I felt like we had come so far. I was pumping more than usual, still not enough for day care (he is up to 18-21 oz a day there) but enough to prolong the obvious inevitable. I told myself that I would nurse him then top him off with formula like I had done what seemed like so long ago. That first time I made up his bottle I looked to Max for support, to lift me up when I felt like I had failed. And he did without skipping a beat. He looked at me, smiled, then looked at Jack and said "Mommy's going to feed you! It's going to be so good!" I almost lost it. He was right I was going to feed him. Maybe not from my body but I was feeding him. I still got to hold my son and look into those beautiful baby blue eyes.
Having an amazing husband made it a little less stressful.
Because my supply is dwindling our pediatrician said to start solids which would give my boobs time to fill up before he needed them. And I have to say I was very excited to start this new stage in Jack's life. I couldn't wait to see him in his highchair trying new foods. We went with oat cereal instead of rice cereal because they say rice can back kids up and since Jack was just getting over that I thought we should skip that hassle all together. The first time I made it runny and with some pumped breast milk. Even though it was only a few oz it hurt a little not to freeze and stash it but it obviously wasn't going to waste. While he didn't finish the whole serving we made for him he did better than I ever thought he would. He was hungry, I did everything to try not to blame myself for how hungry he was but a little piece of me will always believe it. Logically I know this is the natural progression, he's getting older, he needs real food; but since this has been such a struggle for us I will always blame myself a tiny bit.

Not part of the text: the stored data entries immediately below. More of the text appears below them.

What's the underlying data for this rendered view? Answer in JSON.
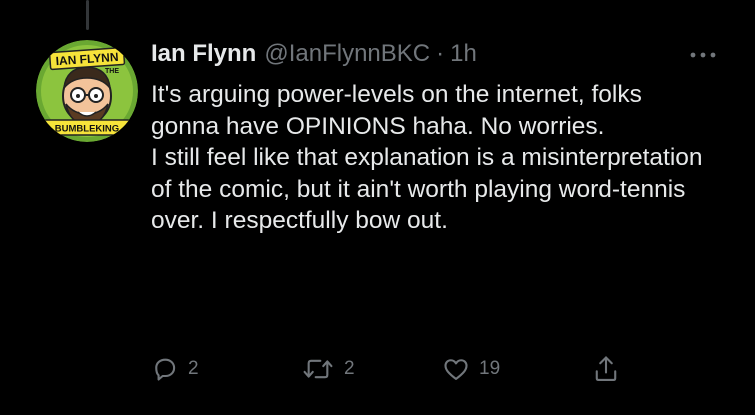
{
  "tweet": {
    "display_name": "Ian Flynn",
    "handle": "@IanFlynnBKC",
    "separator": "·",
    "time": "1h",
    "avatar": {
      "top_text": "IAN FLYNN",
      "small_text": "THE",
      "bottom_text": "BUMBLEKING",
      "bg_color": "#6aa832",
      "ring_color": "#7bbd3a"
    },
    "text_lines": [
      "It's arguing power-levels on the internet, folks gonna have OPINIONS haha. No worries.",
      "I still feel like that explanation is a misinterpretation of the comic, but it ain't worth playing word-tennis over. I respectfully bow out."
    ],
    "actions": {
      "reply": {
        "icon": "reply-icon",
        "count": "2"
      },
      "retweet": {
        "icon": "retweet-icon",
        "count": "2"
      },
      "like": {
        "icon": "heart-icon",
        "count": "19"
      },
      "share": {
        "icon": "share-icon"
      }
    },
    "more_icon": "more-icon"
  },
  "colors": {
    "background": "#000000",
    "primary_text": "#e7e9ea",
    "secondary_text": "#71767b",
    "thread_line": "#333639"
  }
}
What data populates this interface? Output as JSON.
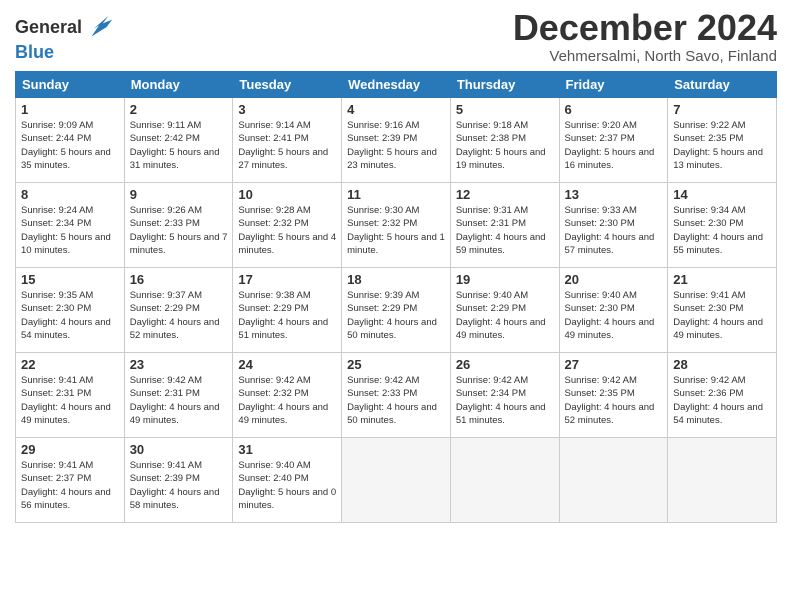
{
  "header": {
    "logo_line1": "General",
    "logo_line2": "Blue",
    "month": "December 2024",
    "location": "Vehmersalmi, North Savo, Finland"
  },
  "days_of_week": [
    "Sunday",
    "Monday",
    "Tuesday",
    "Wednesday",
    "Thursday",
    "Friday",
    "Saturday"
  ],
  "weeks": [
    [
      {
        "day": 1,
        "sunrise": "9:09 AM",
        "sunset": "2:44 PM",
        "daylight": "5 hours and 35 minutes."
      },
      {
        "day": 2,
        "sunrise": "9:11 AM",
        "sunset": "2:42 PM",
        "daylight": "5 hours and 31 minutes."
      },
      {
        "day": 3,
        "sunrise": "9:14 AM",
        "sunset": "2:41 PM",
        "daylight": "5 hours and 27 minutes."
      },
      {
        "day": 4,
        "sunrise": "9:16 AM",
        "sunset": "2:39 PM",
        "daylight": "5 hours and 23 minutes."
      },
      {
        "day": 5,
        "sunrise": "9:18 AM",
        "sunset": "2:38 PM",
        "daylight": "5 hours and 19 minutes."
      },
      {
        "day": 6,
        "sunrise": "9:20 AM",
        "sunset": "2:37 PM",
        "daylight": "5 hours and 16 minutes."
      },
      {
        "day": 7,
        "sunrise": "9:22 AM",
        "sunset": "2:35 PM",
        "daylight": "5 hours and 13 minutes."
      }
    ],
    [
      {
        "day": 8,
        "sunrise": "9:24 AM",
        "sunset": "2:34 PM",
        "daylight": "5 hours and 10 minutes."
      },
      {
        "day": 9,
        "sunrise": "9:26 AM",
        "sunset": "2:33 PM",
        "daylight": "5 hours and 7 minutes."
      },
      {
        "day": 10,
        "sunrise": "9:28 AM",
        "sunset": "2:32 PM",
        "daylight": "5 hours and 4 minutes."
      },
      {
        "day": 11,
        "sunrise": "9:30 AM",
        "sunset": "2:32 PM",
        "daylight": "5 hours and 1 minute."
      },
      {
        "day": 12,
        "sunrise": "9:31 AM",
        "sunset": "2:31 PM",
        "daylight": "4 hours and 59 minutes."
      },
      {
        "day": 13,
        "sunrise": "9:33 AM",
        "sunset": "2:30 PM",
        "daylight": "4 hours and 57 minutes."
      },
      {
        "day": 14,
        "sunrise": "9:34 AM",
        "sunset": "2:30 PM",
        "daylight": "4 hours and 55 minutes."
      }
    ],
    [
      {
        "day": 15,
        "sunrise": "9:35 AM",
        "sunset": "2:30 PM",
        "daylight": "4 hours and 54 minutes."
      },
      {
        "day": 16,
        "sunrise": "9:37 AM",
        "sunset": "2:29 PM",
        "daylight": "4 hours and 52 minutes."
      },
      {
        "day": 17,
        "sunrise": "9:38 AM",
        "sunset": "2:29 PM",
        "daylight": "4 hours and 51 minutes."
      },
      {
        "day": 18,
        "sunrise": "9:39 AM",
        "sunset": "2:29 PM",
        "daylight": "4 hours and 50 minutes."
      },
      {
        "day": 19,
        "sunrise": "9:40 AM",
        "sunset": "2:29 PM",
        "daylight": "4 hours and 49 minutes."
      },
      {
        "day": 20,
        "sunrise": "9:40 AM",
        "sunset": "2:30 PM",
        "daylight": "4 hours and 49 minutes."
      },
      {
        "day": 21,
        "sunrise": "9:41 AM",
        "sunset": "2:30 PM",
        "daylight": "4 hours and 49 minutes."
      }
    ],
    [
      {
        "day": 22,
        "sunrise": "9:41 AM",
        "sunset": "2:31 PM",
        "daylight": "4 hours and 49 minutes."
      },
      {
        "day": 23,
        "sunrise": "9:42 AM",
        "sunset": "2:31 PM",
        "daylight": "4 hours and 49 minutes."
      },
      {
        "day": 24,
        "sunrise": "9:42 AM",
        "sunset": "2:32 PM",
        "daylight": "4 hours and 49 minutes."
      },
      {
        "day": 25,
        "sunrise": "9:42 AM",
        "sunset": "2:33 PM",
        "daylight": "4 hours and 50 minutes."
      },
      {
        "day": 26,
        "sunrise": "9:42 AM",
        "sunset": "2:34 PM",
        "daylight": "4 hours and 51 minutes."
      },
      {
        "day": 27,
        "sunrise": "9:42 AM",
        "sunset": "2:35 PM",
        "daylight": "4 hours and 52 minutes."
      },
      {
        "day": 28,
        "sunrise": "9:42 AM",
        "sunset": "2:36 PM",
        "daylight": "4 hours and 54 minutes."
      }
    ],
    [
      {
        "day": 29,
        "sunrise": "9:41 AM",
        "sunset": "2:37 PM",
        "daylight": "4 hours and 56 minutes."
      },
      {
        "day": 30,
        "sunrise": "9:41 AM",
        "sunset": "2:39 PM",
        "daylight": "4 hours and 58 minutes."
      },
      {
        "day": 31,
        "sunrise": "9:40 AM",
        "sunset": "2:40 PM",
        "daylight": "5 hours and 0 minutes."
      },
      null,
      null,
      null,
      null
    ]
  ],
  "labels": {
    "sunrise": "Sunrise:",
    "sunset": "Sunset:",
    "daylight": "Daylight:"
  }
}
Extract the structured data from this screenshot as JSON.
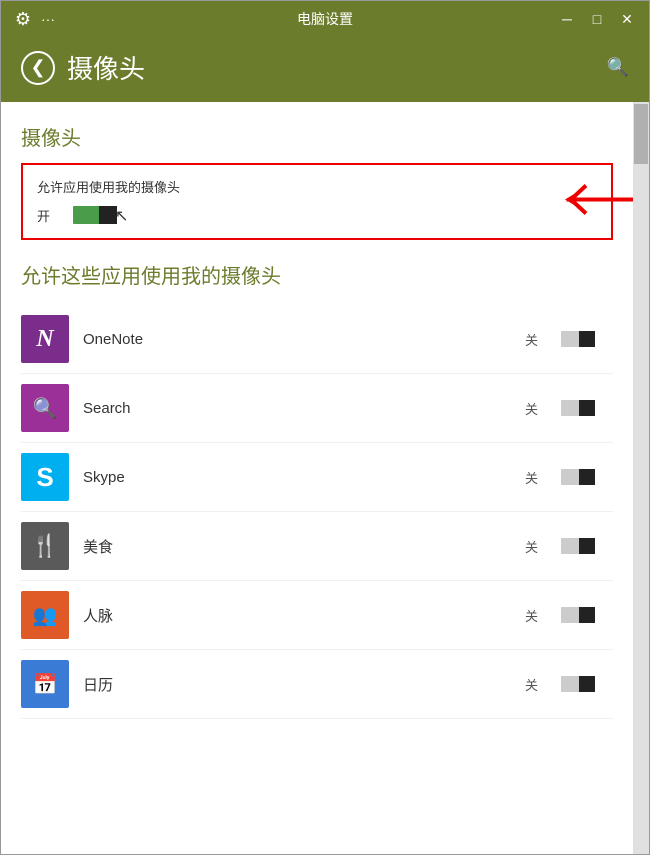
{
  "window": {
    "title": "电脑设置",
    "minimize_label": "─",
    "restore_label": "□",
    "close_label": "✕"
  },
  "header": {
    "back_label": "❮",
    "title": "摄像头",
    "search_icon": "🔍"
  },
  "main_section": {
    "title": "摄像头",
    "toggle_label": "允许应用使用我的摄像头",
    "toggle_state": "开"
  },
  "apps_section": {
    "title": "允许这些应用使用我的摄像头",
    "apps": [
      {
        "name": "OneNote",
        "status": "关",
        "icon_type": "onenote",
        "icon_char": "N"
      },
      {
        "name": "Search",
        "status": "关",
        "icon_type": "search",
        "icon_char": "🔍"
      },
      {
        "name": "Skype",
        "status": "关",
        "icon_type": "skype",
        "icon_char": "S"
      },
      {
        "name": "美食",
        "status": "关",
        "icon_type": "food",
        "icon_char": "🍴"
      },
      {
        "name": "人脉",
        "status": "关",
        "icon_type": "people",
        "icon_char": "👥"
      },
      {
        "name": "日历",
        "status": "关",
        "icon_type": "calendar",
        "icon_char": "📅"
      }
    ]
  }
}
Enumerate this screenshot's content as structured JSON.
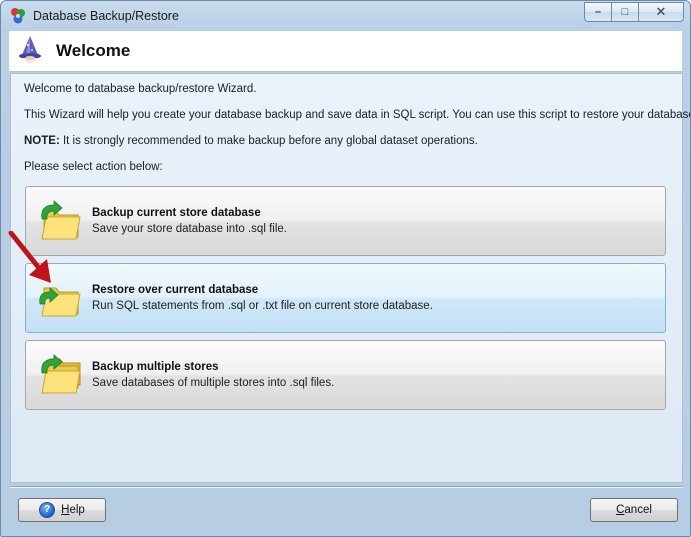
{
  "window": {
    "title": "Database Backup/Restore",
    "minimize_glyph": "–",
    "maximize_glyph": "□",
    "close_glyph": "✕"
  },
  "header": {
    "title": "Welcome"
  },
  "content": {
    "line1": "Welcome to database backup/restore Wizard.",
    "line2": "This Wizard will help you create your database backup and save data in SQL script. You can use this script to restore your database.",
    "note_label": "NOTE:",
    "note_text": " It is strongly recommended to make backup before any global dataset operations.",
    "line4": "Please select action below:"
  },
  "options": [
    {
      "title": "Backup current store database",
      "desc": "Save your store database into .sql file.",
      "icon": "folder-backup-icon"
    },
    {
      "title": "Restore over current database",
      "desc": "Run SQL statements from .sql or .txt file on current store database.",
      "icon": "folder-restore-icon"
    },
    {
      "title": "Backup multiple stores",
      "desc": "Save databases of multiple stores into .sql files.",
      "icon": "folders-multiple-icon"
    }
  ],
  "footer": {
    "help_first": "H",
    "help_rest": "elp",
    "cancel_first": "C",
    "cancel_rest": "ancel"
  },
  "colors": {
    "accent_selected": "#c3e0f5",
    "arrow": "#c0141b"
  }
}
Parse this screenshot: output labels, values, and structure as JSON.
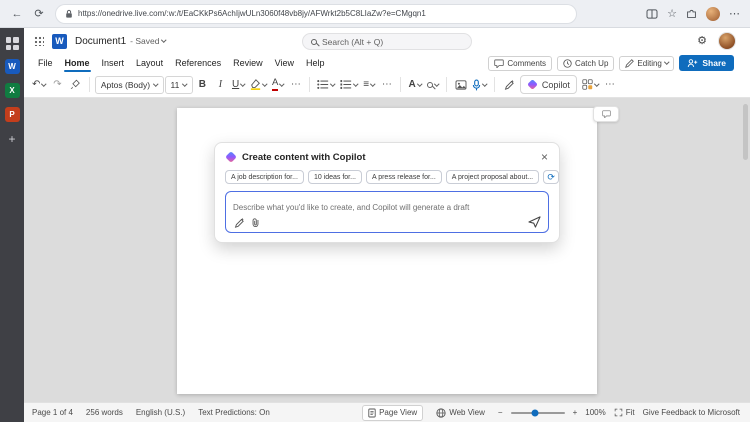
{
  "browser": {
    "url": "https://onedrive.live.com/:w:/t/EaCKkPs6AchIjwULn3060f48vb8jy/AFWrkt2b5C8LIaZw?e=CMgqn1"
  },
  "icons": {
    "back": "←",
    "refresh": "⟳",
    "star": "☆",
    "ellipsis": "⋯",
    "gear": "⚙",
    "undo": "↶",
    "redo": "↷",
    "close": "×",
    "align": "≡",
    "plus": "+",
    "minus": "−"
  },
  "edge_sidebar": {
    "word_letter": "W",
    "excel_letter": "X",
    "powerpoint_letter": "P"
  },
  "header": {
    "logo_letter": "W",
    "title": "Document1",
    "saved_text": "- Saved",
    "search_placeholder": "Search (Alt + Q)"
  },
  "menu": {
    "items": [
      "File",
      "Home",
      "Insert",
      "Layout",
      "References",
      "Review",
      "View",
      "Help"
    ],
    "comments": "Comments",
    "catch_up": "Catch Up",
    "editing": "Editing",
    "share": "Share"
  },
  "ribbon": {
    "font_name": "Aptos (Body)",
    "font_size": "11",
    "bold": "B",
    "italic": "I",
    "underline": "U",
    "font_color_letter": "A",
    "styles_letter": "A",
    "copilot_label": "Copilot"
  },
  "copilot_dialog": {
    "title": "Create content with Copilot",
    "chips": [
      "A job description for...",
      "10 ideas for...",
      "A press release for...",
      "A project proposal about..."
    ],
    "prompt_placeholder": "Describe what you'd like to create, and Copilot will generate a draft"
  },
  "status_bar": {
    "page": "Page 1 of 4",
    "words": "256 words",
    "language": "English (U.S.)",
    "predictions": "Text Predictions: On",
    "page_view": "Page View",
    "web_view": "Web View",
    "zoom": "100%",
    "fit": "Fit",
    "feedback": "Give Feedback to Microsoft"
  },
  "colors": {
    "accent": "#0f6cbd",
    "word_blue": "#185abd",
    "excel_green": "#107c41",
    "powerpoint_orange": "#c43e1c",
    "copilot_input_border": "#4e6fe3",
    "highlight_yellow": "#f5d20e",
    "font_color_red": "#c00000"
  }
}
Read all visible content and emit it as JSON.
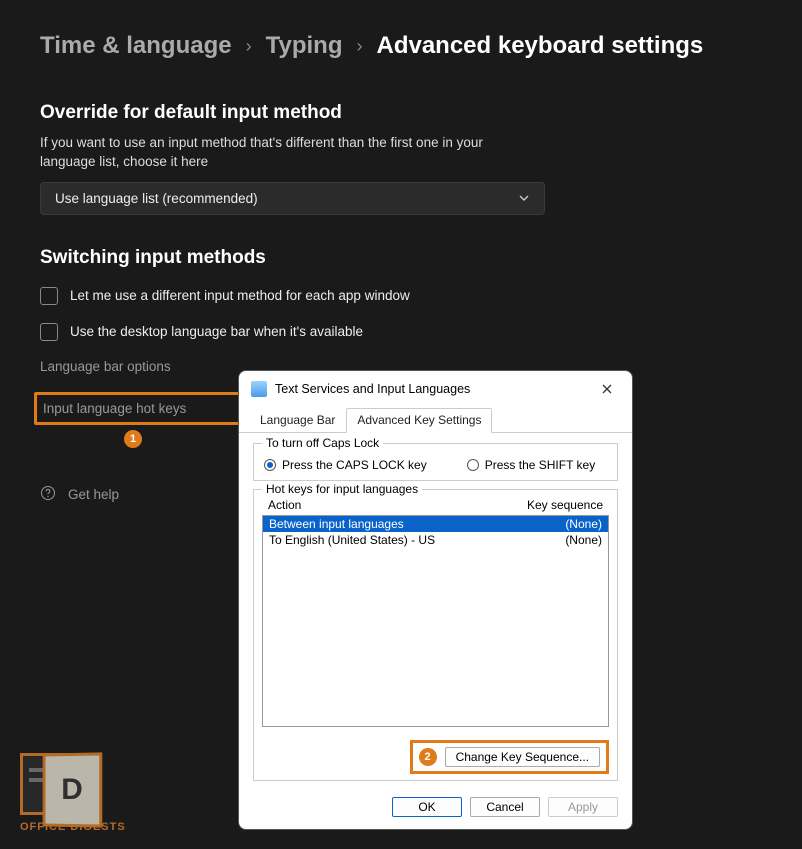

Blaming yourself for non-existent problems is stressful.
Ever since I started supplementing with the formula I have felt a little liberated. I don't worry about feeding him in public, stopping what we are doing so I can find a place to sit down. I can make up a bottle and continue on with our day and nurse him once we get home. But I still get looks. I get looks from the other mothers who think I'm a slacker. I feel like I have been kicked out of some VIP group of motherhood, the breastfeeding super mothers. I feel like those mother's turn up their noses at me like the mean girls at school. I feel like they find my support for the public breastfeeding fight disingenuous because I'm holding a bottle. I dread the standard sentence they spout off, "Oh, well I guess at least you made it this long." I find myself justifying and correcting everyone, "I'm just supplementing. I nurse him then top him off with a bottle."
Having other mothers, people who are supposed to be your allies, look down on you is stressful.
But I still pump at work and it's getting harder. It's hard to motivate myself when the line has already been crossed. It's hard when I only pump 4 oz a day. I feel like I have already failed so what's the point. But I guess the point is I want to give my son everything that I can. I want to give him every drop of my milk that I can squeeze out, every oz of formula that he needs, every bite of food he can eat. I want my son to be happy and healthy like every other parent and based off his video of his first bites of cereal, I think so far so good.
I know completely how you feel. You already know you are doing what is best for Jack and yourself, and that is most important. But I also know how hard it is and how we still blame ourselves for various reasons, and the inevitable was there something I could've done. Just enjoy these moments and the precious time with him. You are a great mom! :-) Thank you for sharing and being so open about how you feel during this.